The suggestion that Bernie's views have become more regressive since 1988 seems far-fetched. The inclusive, forward-thinking persona he has consistently presented to the public for 40+ years doesn't line up with this supposed private view. Then again, the idea that Warren would simply lie about Sanders' comments seems equally unlikely. Who you believe seems to depend largely on who you prefer, and the two camps seem to be moving further from each other as the Iowa Caucuses close in. On one side, Bernie Sanders is a sexist; on the other, Elizabeth Warren is a liar.

Without a recording or a transcript of the conversation, it doesn't seem quite justified to land in either of those camps. Without third-party witnesses, the basic facts of who did and who said what can quickly dissolve. The message that was intended and the message that was received crystallize in each person's mind to the point that they become irreconcilable. Perhaps Bernie did think that a progressive man was better poised than a progressive woman to counter Donald Trump's brand of populism in the 2020 election. Maybe his way of saying so was so clumsy that Warren took it as a broad statement about the viability (or lack of viability) of female candidates, and she recounted it as such to people close to her. Short of calling either of them a liar or worse, that is the best I can muster—a version of events that I prefer to believe in order to maintain my respect for both of these candidates.

Supporters from both sides will no doubt find this middle-ground unsatisfactory. The rift feels real right now, and it's starting to seem like each side is trying to undermine the chances of the other. But while only one candidate can win the nomination in the end, their support draws too much from the same pool of voters to allow this rift to remain. Already Bernie supporters who also donated to Warren are turning against her with the hashtag #RefundWarren. But the sad truth is that neither can win in the general election without support from the other's ardent fans. And who really stands to benefit from continued fighting? The center and the far-right. It can only help Joe Biden and Donald Trump. And Donald Trump seems to know it...

If Sanders and Warren can't each count on the other's supporters to get behind them as the primaries shake out, then Biden will likely hold onto his narrow lead. And if one of them does manage to get the nomination with this acrimony still hanging in the air between them, no amount of campaigning for one another is going to muster the sort of passion that we can count on to overwhelm Donald Trump in the general. 2016 should have taught us that much.

This feud needs to end now. Warren and Sanders need each other, and our country needs them. They are the only candidates taking America's economic divide seriously, and the only candidates willing to tackle climate change with the resolve and transformative action it requires. If Donald Trump gets reelected, he will continue to make both of these problems far worse, destroying hope for economic justice and a sustainable future. If Joe Biden is our next president, then we will go back to enacting middling, inadequate reforms—one step forward for every two steps back.

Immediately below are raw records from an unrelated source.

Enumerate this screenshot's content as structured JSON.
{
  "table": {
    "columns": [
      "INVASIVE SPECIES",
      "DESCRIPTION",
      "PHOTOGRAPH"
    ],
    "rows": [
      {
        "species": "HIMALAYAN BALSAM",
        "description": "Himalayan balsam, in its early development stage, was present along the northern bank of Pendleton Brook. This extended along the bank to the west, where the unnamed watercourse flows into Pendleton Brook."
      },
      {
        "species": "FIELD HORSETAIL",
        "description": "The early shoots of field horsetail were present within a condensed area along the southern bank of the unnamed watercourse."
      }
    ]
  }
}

Hillary 2016Hillary supporters as 2016 election results came inGetty Images

Warren and Sanders, united, represent our only real hope. Of course, they each believe that they are best suited to the job. They wouldn't be running otherwise. But if either of them is going to win, they need to come together, reaffirm progressive unity with one voice—acknowledging the differing accounts of events and decrying sexist limitations. Either of them can win this election, but neither can do it alone.